Come on out. We’ll see how much it costs.
Learned about Bin Ladin, and am looking at TV now.
Maybe if I get a pair of German sandals. *\;^)
(Waiting for the cablecar I suspected the couple in front of me of being German. Not sure why, but something said they were. I became sure when I noted he was wearing a certain kind of sandals despite the cowboy hat. When they spoke, it was confirmed.)
I misread that as “Dancing with the STAIRS” which brought to mind horrible things.
Better keep the scorps happy, they get all myrmidon on you if you are late with their food.
Anteater Assassins, no flamingo is safe!
With ‘endless loop/repeat’ feature.
Note the empty bowl behind the sea of Annoyed Ears.
Obviously they were all staring at the bowl.
Upon hearing the distinct sound of ‘human walking in’ they all slowly swiveled to stare at the unfortunate being under their hex vision.
Finally!
Some news I can believe!!!
;-)
What a way to start the week.
Yes, an episode of “Dancing with the Stairs” starring “oops the human” and the Kitteh Overlords.
LOL! That was good!
I’m going out to plant some peas and carrots before it gets hot.
My luck I’d be clubbed with a pangolin.
They are sneaky little buggers.
I dunno what it is with these secretive government agencies and running down my lawn gnome. They practice in my yard all the time. Never ends. I’m out in the yard and hear “whop whop whop whop whop”.. Naturally I look at my shoes to make sure I didn’t step on anything before looking around.
A voice yells at me to ‘get down’ with my ‘hands up’.
Complete nonsense, so I ask “what?!”
Finally I notice the huge helicopter hovering over my pool.
Guy must’ve been looking for somewhere to go fishing or something.
He was gesticulating wildly and waving his arms frantically.
I knew what was coming next, and sure enough, an urban assault vehicle comes tearing up into my yard and thumps down my lawn gnome.
Just like last week.
I walked past a vehicle parked out in front of my house.
Guy inside it says, “He’s home.”
I ignored the ninjas jumping out my windows, they’re always ninjas jumping out my windows for some reason, and wandered up to my front door.
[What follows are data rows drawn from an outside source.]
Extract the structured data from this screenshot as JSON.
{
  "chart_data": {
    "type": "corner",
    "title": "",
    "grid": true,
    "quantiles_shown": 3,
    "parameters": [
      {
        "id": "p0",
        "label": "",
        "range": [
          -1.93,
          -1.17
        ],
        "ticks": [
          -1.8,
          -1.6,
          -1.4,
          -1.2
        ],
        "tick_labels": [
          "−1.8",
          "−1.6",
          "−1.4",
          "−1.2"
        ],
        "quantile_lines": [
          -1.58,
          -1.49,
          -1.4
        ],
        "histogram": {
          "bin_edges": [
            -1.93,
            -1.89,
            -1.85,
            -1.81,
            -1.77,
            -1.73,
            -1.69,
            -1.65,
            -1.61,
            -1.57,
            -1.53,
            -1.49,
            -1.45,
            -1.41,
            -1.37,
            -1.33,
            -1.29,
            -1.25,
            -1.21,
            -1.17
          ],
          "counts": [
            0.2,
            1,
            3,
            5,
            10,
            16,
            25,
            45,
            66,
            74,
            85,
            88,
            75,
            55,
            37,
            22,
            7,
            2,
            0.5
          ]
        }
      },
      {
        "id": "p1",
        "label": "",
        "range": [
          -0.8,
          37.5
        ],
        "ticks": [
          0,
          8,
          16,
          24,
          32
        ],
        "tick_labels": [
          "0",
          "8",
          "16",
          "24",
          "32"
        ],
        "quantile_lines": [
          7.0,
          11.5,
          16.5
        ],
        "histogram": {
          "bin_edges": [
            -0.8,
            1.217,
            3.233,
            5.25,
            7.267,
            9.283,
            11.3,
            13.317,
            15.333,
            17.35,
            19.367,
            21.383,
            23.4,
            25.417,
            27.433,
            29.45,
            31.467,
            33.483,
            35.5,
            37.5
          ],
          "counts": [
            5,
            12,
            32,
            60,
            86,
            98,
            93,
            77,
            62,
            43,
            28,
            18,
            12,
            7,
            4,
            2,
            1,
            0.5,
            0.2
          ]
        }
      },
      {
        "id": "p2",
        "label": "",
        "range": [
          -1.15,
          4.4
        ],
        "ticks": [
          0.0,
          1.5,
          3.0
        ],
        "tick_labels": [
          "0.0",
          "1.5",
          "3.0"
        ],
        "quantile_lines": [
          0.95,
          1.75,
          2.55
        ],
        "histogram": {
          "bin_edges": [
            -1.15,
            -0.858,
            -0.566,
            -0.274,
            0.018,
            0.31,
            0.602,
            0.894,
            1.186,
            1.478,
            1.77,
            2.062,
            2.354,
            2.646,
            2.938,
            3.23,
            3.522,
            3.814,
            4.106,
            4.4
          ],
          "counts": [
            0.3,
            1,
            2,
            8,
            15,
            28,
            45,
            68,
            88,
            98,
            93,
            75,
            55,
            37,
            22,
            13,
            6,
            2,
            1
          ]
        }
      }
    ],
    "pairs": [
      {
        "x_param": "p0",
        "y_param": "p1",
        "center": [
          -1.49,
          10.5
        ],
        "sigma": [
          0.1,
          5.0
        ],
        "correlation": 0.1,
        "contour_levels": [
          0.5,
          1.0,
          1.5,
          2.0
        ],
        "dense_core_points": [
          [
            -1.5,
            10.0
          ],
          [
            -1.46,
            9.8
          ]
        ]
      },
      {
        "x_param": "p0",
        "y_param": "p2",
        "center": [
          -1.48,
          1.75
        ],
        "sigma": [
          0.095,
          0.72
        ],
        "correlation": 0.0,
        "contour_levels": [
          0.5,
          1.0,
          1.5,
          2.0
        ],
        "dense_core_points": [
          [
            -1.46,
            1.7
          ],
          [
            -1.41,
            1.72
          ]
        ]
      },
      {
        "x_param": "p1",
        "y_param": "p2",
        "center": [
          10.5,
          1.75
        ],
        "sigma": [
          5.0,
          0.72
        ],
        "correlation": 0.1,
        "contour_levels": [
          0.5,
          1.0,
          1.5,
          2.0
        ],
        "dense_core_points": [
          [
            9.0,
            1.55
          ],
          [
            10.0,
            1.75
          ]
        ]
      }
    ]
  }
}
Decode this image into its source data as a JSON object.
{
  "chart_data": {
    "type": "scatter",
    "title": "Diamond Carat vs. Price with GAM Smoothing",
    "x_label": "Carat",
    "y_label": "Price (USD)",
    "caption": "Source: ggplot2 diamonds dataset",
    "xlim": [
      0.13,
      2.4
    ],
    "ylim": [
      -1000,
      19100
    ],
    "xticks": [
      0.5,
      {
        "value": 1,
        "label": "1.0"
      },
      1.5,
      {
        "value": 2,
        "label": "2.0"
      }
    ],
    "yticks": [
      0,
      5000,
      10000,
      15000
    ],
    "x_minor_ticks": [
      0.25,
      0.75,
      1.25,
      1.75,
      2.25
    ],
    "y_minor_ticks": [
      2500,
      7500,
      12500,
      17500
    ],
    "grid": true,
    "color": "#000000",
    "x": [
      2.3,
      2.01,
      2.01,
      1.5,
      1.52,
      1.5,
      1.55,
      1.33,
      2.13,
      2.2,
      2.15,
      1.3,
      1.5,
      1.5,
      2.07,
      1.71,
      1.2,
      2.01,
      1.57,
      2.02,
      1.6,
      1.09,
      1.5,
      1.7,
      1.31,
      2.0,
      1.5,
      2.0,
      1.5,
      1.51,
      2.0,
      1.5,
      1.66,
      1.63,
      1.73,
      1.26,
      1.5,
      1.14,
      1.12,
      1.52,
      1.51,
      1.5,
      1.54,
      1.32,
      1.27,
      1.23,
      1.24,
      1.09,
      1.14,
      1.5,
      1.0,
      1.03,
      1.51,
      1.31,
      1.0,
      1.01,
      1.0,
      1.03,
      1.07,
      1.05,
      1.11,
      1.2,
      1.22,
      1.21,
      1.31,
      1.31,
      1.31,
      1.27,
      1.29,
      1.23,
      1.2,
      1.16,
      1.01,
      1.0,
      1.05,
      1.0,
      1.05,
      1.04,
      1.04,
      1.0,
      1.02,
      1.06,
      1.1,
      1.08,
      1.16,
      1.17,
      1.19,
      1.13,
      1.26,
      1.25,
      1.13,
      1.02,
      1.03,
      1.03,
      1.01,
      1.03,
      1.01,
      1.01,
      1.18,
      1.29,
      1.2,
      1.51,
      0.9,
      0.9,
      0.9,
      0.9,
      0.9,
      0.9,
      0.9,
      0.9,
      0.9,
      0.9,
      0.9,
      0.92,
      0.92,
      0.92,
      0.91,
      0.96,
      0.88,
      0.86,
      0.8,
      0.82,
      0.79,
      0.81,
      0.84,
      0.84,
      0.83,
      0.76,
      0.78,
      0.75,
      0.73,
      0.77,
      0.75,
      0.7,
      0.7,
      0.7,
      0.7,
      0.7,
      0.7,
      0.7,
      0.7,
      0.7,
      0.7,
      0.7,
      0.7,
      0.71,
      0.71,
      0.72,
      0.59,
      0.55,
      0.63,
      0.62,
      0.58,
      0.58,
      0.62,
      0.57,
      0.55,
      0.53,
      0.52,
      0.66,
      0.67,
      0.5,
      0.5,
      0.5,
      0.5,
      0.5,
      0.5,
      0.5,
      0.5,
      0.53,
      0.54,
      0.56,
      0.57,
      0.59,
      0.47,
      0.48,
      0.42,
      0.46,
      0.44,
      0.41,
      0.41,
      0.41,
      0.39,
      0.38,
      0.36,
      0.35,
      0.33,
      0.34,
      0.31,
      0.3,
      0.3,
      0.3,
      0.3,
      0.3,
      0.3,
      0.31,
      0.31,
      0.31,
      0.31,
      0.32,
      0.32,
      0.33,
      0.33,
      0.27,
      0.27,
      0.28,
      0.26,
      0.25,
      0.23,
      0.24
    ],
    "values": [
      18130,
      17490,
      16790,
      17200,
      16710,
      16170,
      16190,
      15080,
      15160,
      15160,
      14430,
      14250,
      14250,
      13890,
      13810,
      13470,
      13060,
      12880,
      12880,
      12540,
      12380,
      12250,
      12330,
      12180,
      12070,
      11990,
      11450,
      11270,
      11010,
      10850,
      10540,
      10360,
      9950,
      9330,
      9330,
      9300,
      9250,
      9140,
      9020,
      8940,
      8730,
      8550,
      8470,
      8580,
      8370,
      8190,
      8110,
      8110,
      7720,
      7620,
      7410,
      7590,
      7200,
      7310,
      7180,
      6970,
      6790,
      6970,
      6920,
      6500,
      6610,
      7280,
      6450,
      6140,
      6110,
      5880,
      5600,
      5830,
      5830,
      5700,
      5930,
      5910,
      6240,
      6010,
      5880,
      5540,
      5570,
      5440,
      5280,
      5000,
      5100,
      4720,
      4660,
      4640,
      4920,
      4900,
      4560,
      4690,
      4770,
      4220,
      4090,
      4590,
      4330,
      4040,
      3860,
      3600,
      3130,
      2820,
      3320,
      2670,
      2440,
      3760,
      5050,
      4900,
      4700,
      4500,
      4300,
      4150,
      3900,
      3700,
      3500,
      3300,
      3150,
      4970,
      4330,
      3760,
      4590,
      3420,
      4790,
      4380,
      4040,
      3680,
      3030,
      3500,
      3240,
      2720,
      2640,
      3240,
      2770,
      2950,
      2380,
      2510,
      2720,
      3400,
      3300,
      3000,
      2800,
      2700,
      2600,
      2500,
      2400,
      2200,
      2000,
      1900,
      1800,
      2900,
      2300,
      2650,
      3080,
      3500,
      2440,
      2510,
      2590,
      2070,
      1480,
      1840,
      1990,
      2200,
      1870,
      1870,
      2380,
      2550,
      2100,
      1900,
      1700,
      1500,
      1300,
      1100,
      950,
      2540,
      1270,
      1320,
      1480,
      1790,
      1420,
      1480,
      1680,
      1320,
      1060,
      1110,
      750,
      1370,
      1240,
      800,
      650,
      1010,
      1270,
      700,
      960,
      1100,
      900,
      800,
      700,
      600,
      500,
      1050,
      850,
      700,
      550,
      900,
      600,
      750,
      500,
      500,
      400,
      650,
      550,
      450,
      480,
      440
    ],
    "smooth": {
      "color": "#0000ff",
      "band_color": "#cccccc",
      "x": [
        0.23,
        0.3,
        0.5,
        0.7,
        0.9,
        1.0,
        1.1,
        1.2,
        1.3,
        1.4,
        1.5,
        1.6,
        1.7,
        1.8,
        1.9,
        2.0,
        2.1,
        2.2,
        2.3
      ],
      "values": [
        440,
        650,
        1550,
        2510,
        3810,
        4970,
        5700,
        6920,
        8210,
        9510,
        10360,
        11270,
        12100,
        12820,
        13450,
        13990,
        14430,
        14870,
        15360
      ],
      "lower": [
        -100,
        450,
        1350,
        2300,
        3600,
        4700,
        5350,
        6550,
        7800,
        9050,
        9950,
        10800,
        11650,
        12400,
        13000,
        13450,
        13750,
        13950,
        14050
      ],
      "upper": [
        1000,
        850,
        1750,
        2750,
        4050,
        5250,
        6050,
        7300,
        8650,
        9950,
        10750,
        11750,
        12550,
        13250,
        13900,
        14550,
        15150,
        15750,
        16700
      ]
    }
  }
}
As I was unlocking the door, a pest control vehicle marked ‘S.W.A.T.’ drives across the grass and runs down my lawn gnome.
I barely had time to get the door open to escape those vicious psychotic lawn gnome murdering pest control guys.
And today, today my lawn gnome was run down by bicycle cops.
I’m gettin’ tired of burying my lawn gnomes.
They’re getting tired of it too and are now complaining.
The gnomes keep trolls at bay because trolls try to eat the gnomes.
So it’s a type of early warning system.
I hear the screaming and squealing of the gnome, and I run outside with old Bertha in time to see the troll standing in the yard with kicking gnome legs sticking out of his mouth.
A little quick application of rock salt and the troll is done.
As for the ninjas.
Dunno what they’re doing.
They don’t talk much, and they’re everywhere too.
I opened up the fridge, and a ninja was hiding in there.
He at least handed me what I was looking for before I closed the door again.
Dunno why he was in there, but I figured he had a reason to be in there.